Ao final do informe, o Relator também chamou a atenção para urgente necessidade de redirecionarmos os sistemas alimentares para padrões mais sustentáveis, sob pena de vivermos crises de segurança alimentar e nutricional em apenas algumas décadas.
Em 2018, dois relatores da ONU também trataram do tema agrotóxicos no relatório A/HRC/34/48. Apontaram, neste documento, que os pesticidas são responsáveis por 200.000 mortes por envenenamento agudo por ano, dos quais 99% ocorrem em países em desenvolvimento. Esse dado escancara a perversidade do uso de agrotóxicos, pois não há fiel da balança: a maior parte do lucro desse mercado vai para poucas corporações que o monopolizam, as externalidades recaem sobre grupos mais vulneráveis dos países mais pobres.

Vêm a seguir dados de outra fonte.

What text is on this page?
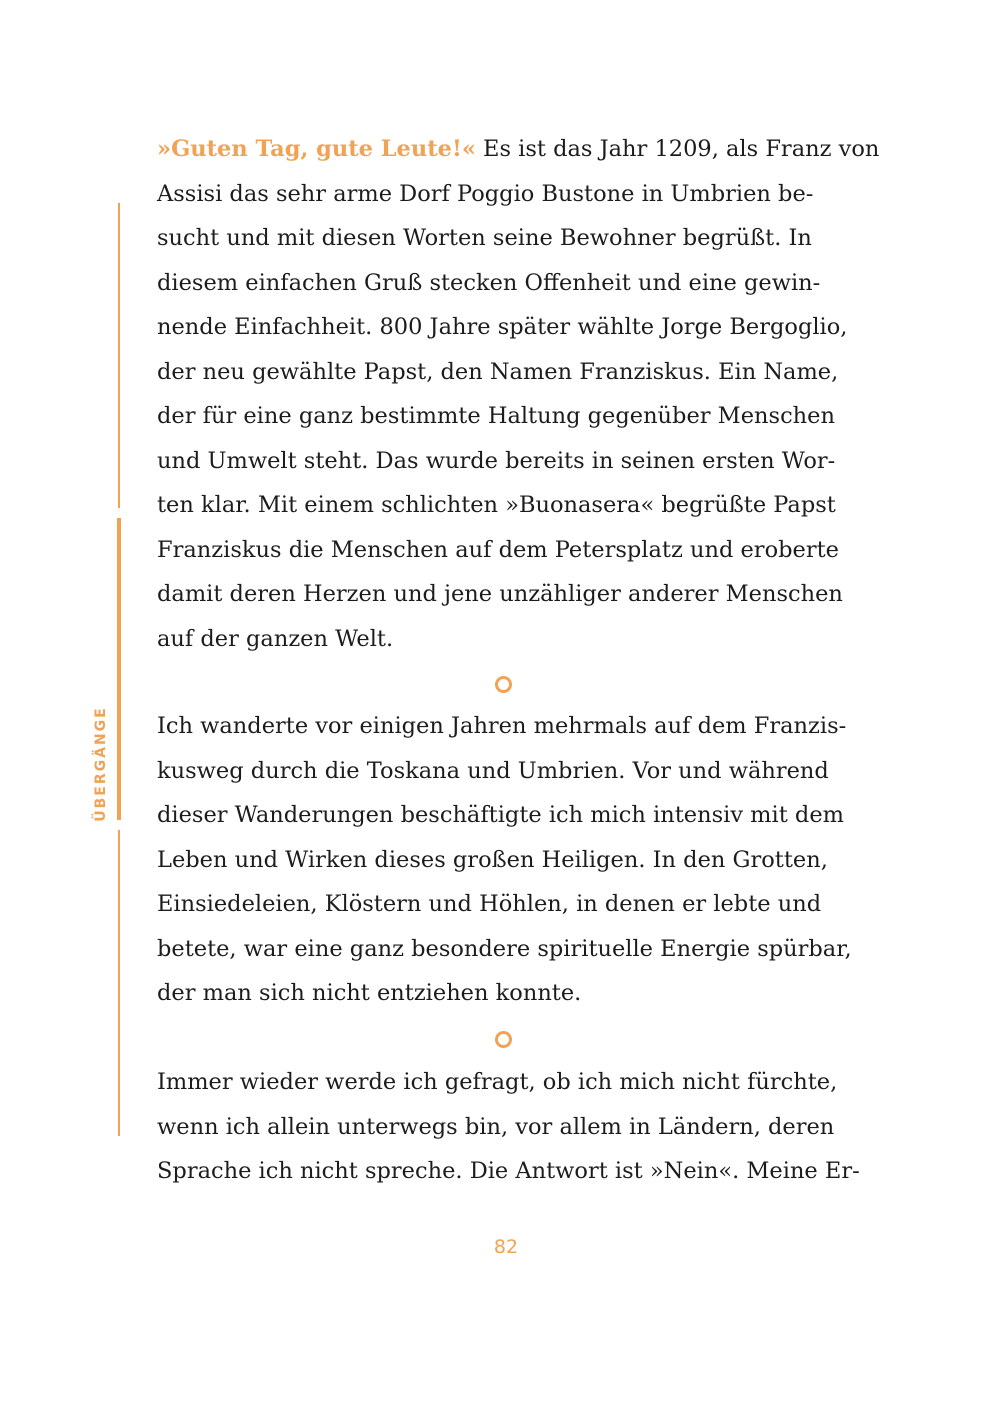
ÜBERGÄNGE
»Guten Tag, gute Leute!« Es ist das Jahr 1209, als Franz von
Assisi das sehr arme Dorf Poggio Bustone in Umbrien be-
sucht und mit diesen Worten seine Bewohner begrüßt. In
diesem einfachen Gruß stecken Offenheit und eine gewin-
nende Einfachheit. 800 Jahre später wählte Jorge Bergoglio,
der neu gewählte Papst, den Namen Franziskus. Ein Name,
der für eine ganz bestimmte Haltung gegenüber Menschen
und Umwelt steht. Das wurde bereits in seinen ersten Wor-
ten klar. Mit einem schlichten »Buonasera« begrüßte Papst
Franziskus die Menschen auf dem Petersplatz und eroberte
damit deren Herzen und jene unzähliger anderer Menschen
auf der ganzen Welt.
Ich wanderte vor einigen Jahren mehrmals auf dem Franzis-
kusweg durch die Toskana und Umbrien. Vor und während
dieser Wanderungen beschäftigte ich mich intensiv mit dem
Leben und Wirken dieses großen Heiligen. In den Grotten,
Einsiedeleien, Klöstern und Höhlen, in denen er lebte und
betete, war eine ganz besondere spirituelle Energie spürbar,
der man sich nicht entziehen konnte.
Immer wieder werde ich gefragt, ob ich mich nicht fürchte,
wenn ich allein unterwegs bin, vor allem in Ländern, deren
Sprache ich nicht spreche. Die Antwort ist »Nein«. Meine Er-
82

O relatório também traz dados do impacto dos agrotóxicos sobre a saúde de agricultoras e agricultores, de trabalhadores e trabalhadoras rurais, de povos indígenas e de outros povos e comunidades tradicionais, crianças, gestantes e consumidores e consumidoras, bem como sobre o meio ambiente. Ao final do informe, os autores também alertam que é necessária uma mudança urgente na forma de produzir alimentos. E trazem recomendações, dentre elas a de que haja a eliminação de subsídios aos pesticidas e o pagamento de taxas por sua utilização.
Liberação recorde de agrotóxicos
No Brasil, assim como no restante do mundo, também persistem graves violações aos direitos humanos nos sistemas alimentares. Em 2019, o Brasil foi responsável pela liberação recorde de agrotóxicos (474, de acordo com MAPA). Enfraqueceu ou desmontou as políticas de incentivo à agricultura familiar e à agroecologia.

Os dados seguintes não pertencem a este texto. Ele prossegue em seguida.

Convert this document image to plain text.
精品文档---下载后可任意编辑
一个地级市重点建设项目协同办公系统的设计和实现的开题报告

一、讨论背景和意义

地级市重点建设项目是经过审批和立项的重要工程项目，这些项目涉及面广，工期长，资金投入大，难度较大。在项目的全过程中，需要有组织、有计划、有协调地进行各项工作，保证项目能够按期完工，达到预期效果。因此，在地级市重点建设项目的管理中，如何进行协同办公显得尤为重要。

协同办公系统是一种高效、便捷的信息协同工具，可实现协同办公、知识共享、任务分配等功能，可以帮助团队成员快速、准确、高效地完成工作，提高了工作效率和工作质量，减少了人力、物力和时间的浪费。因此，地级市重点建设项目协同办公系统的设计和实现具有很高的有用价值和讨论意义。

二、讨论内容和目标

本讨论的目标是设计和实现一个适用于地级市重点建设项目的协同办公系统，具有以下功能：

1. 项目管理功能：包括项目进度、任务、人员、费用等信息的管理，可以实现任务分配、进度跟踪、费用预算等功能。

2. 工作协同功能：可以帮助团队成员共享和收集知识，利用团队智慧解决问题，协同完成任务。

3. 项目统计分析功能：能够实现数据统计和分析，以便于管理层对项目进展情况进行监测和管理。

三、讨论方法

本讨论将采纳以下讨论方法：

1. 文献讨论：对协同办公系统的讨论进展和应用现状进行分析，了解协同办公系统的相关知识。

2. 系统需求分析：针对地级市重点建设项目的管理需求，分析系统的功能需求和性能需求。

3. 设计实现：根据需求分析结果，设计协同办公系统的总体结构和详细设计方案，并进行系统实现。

Entre 2007 e 2015, foram notificados 84.206 casos de intoxicação por agrotóxicos – e pesquisadoras nos alertam que há um grave problema de subnotificação do problema, que pode ser 50 vezes maior. Agrotóxicos têm sido utilizados como arma química contra povos indígenas. Isso foi comprovado recentemente, quando a Justiça Federal do Mato Grosso do Sul condenou um fazendeiro, um piloto e uma empresa a pagarem R$ 150 mil à comunidade indígena Tey Jusu, da etnia Guarani e Kaiowá, que sofreu pulverização de veneno, sendo crianças e adultos intoxicados neste episódio.

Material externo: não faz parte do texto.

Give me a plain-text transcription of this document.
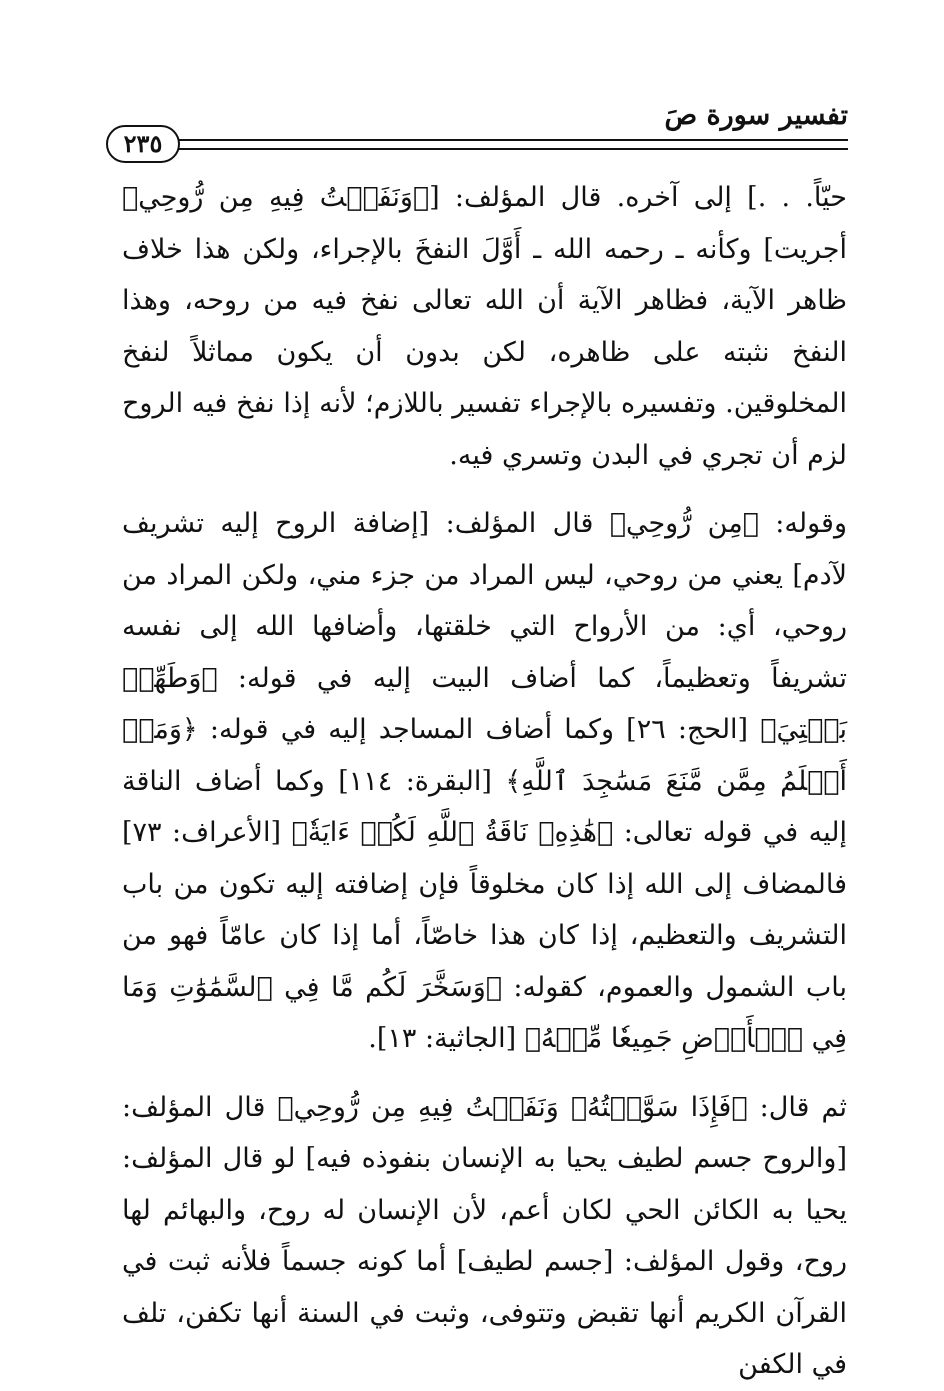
تفسير سورة صَ
٢٣٥

حيّاً. . .] إلى آخره. قال المؤلف: [﴿وَنَفَخۡتُ فِيهِ مِن رُّوحِي﴾ أجريت] وكأنه ـ رحمه الله ـ أَوَّلَ النفخَ بالإجراء، ولكن هذا خلاف ظاهر الآية، فظاهر الآية أن الله تعالى نفخ فيه من روحه، وهذا النفخ نثبته على ظاهره، لكن بدون أن يكون مماثلاً لنفخ المخلوقين. وتفسيره بالإجراء تفسير باللازم؛ لأنه إذا نفخ فيه الروح لزم أن تجري في البدن وتسري فيه.

وقوله: ﴿مِن رُّوحِي﴾ قال المؤلف: [إضافة الروح إليه تشريف لآدم] يعني من روحي، ليس المراد من جزء مني، ولكن المراد من روحي، أي: من الأرواح التي خلقتها، وأضافها الله إلى نفسه تشريفاً وتعظيماً، كما أضاف البيت إليه في قوله: ﴿وَطَهِّرۡ بَيۡتِيَ﴾ [الحج: ٢٦] وكما أضاف المساجد إليه في قوله: ﴿وَمَنۡ أَظۡلَمُ مِمَّن مَّنَعَ مَسَٰجِدَ ٱللَّهِ﴾ [البقرة: ١١٤] وكما أضاف الناقة إليه في قوله تعالى: ﴿هَٰذِهِۦ نَاقَةُ ٱللَّهِ لَكُمۡ ءَايَةٗ﴾ [الأعراف: ٧٣] فالمضاف إلى الله إذا كان مخلوقاً فإن إضافته إليه تكون من باب التشريف والتعظيم، إذا كان هذا خاصّاً، أما إذا كان عامّاً فهو من باب الشمول والعموم، كقوله: ﴿وَسَخَّرَ لَكُم مَّا فِي ٱلسَّمَٰوَٰتِ وَمَا فِي ٱلۡأَرۡضِ جَمِيعٗا مِّنۡهُ﴾ [الجاثية: ١٣].

ثم قال: ﴿فَإِذَا سَوَّيۡتُهُۥ وَنَفَخۡتُ فِيهِ مِن رُّوحِي﴾ قال المؤلف: [والروح جسم لطيف يحيا به الإنسان بنفوذه فيه] لو قال المؤلف: يحيا به الكائن الحي لكان أعم، لأن الإنسان له روح، والبهائم لها روح، وقول المؤلف: [جسم لطيف] أما كونه جسماً فلأنه ثبت في القرآن الكريم أنها تقبض وتتوفى، وثبت في السنة أنها تكفن، تلف في الكفن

Com as isenções e as reduções de impostos sobre os agrotóxicos, o Estado deixa de arrecadar quase R$ 10 bilhões por ano, segundo estudo da Associação Brasileira de Saúde Coletiva (Abrasco).
Essa injustiça fiscal é um exemplo de como o Estado contribui para desigualdade no país. De um lado, se constitucionaliza a política de austeridade, com a Emenda Constitucional 95, que gerou expressivos cortes em importante políticas públicas voltadas para agricultura familiar e para a agroecologia, dentre outras. De outro lado, permite a isenção bilionária de tributos para grandes empresas. É o Estado ajudando a mão do mercado – invisível, mas pesada – a passar o fardo da concentração de renda para a população mais pobre do país.
Os agrotóxicos afetam nossa saúde, o meio ambiente e deixam um buraco na receita pública. E tudo isso serve para quê? Não, não é para nos alimentar.
Segundo dados da SINDVEG de 2018, 80% dos agrotóxicos utilizados se destinam às monoculturas de soja, milho, cana de açúcar e algodão, favorecendo o mercado de commodities e não a produção de alimentos para a população brasileira. Além disso, apesar de sermos campeões no consumo de venenos, nunca eliminamos a fome do nosso país. E, com o aumento a todo vapor da pobreza e da extrema pobreza, há o temor de que esse fenômeno volte a horrorizar vidas, pois como disse Elza Soares: “a fome é uma coisa horrorosa”.
Esperamos que o Supremo Tribunal Federal faça valer os direitos fundamentais previstos na Constituição. Todas as externalidades ligadas à comercialização e ao uso de agrotóxicos se chocam com nossa Constituição, que prevê o direito à alimentação, que deve ser garantido com políticas de proteção social e com a promoção de sistemas alimentares sustentáveis e saudáveis.
A nossa Constituição, graças a muitas lutas, também prevê o direito à saúde e ao meio ambiente equilibrado, bem como a redução da desigualdade e o direito de todas as pessoas viverem com dignidade.
Todos esses direitos põem em xeque o argumento da essencialidade dos agrotóxicos. A vida é essencial, veneno, não.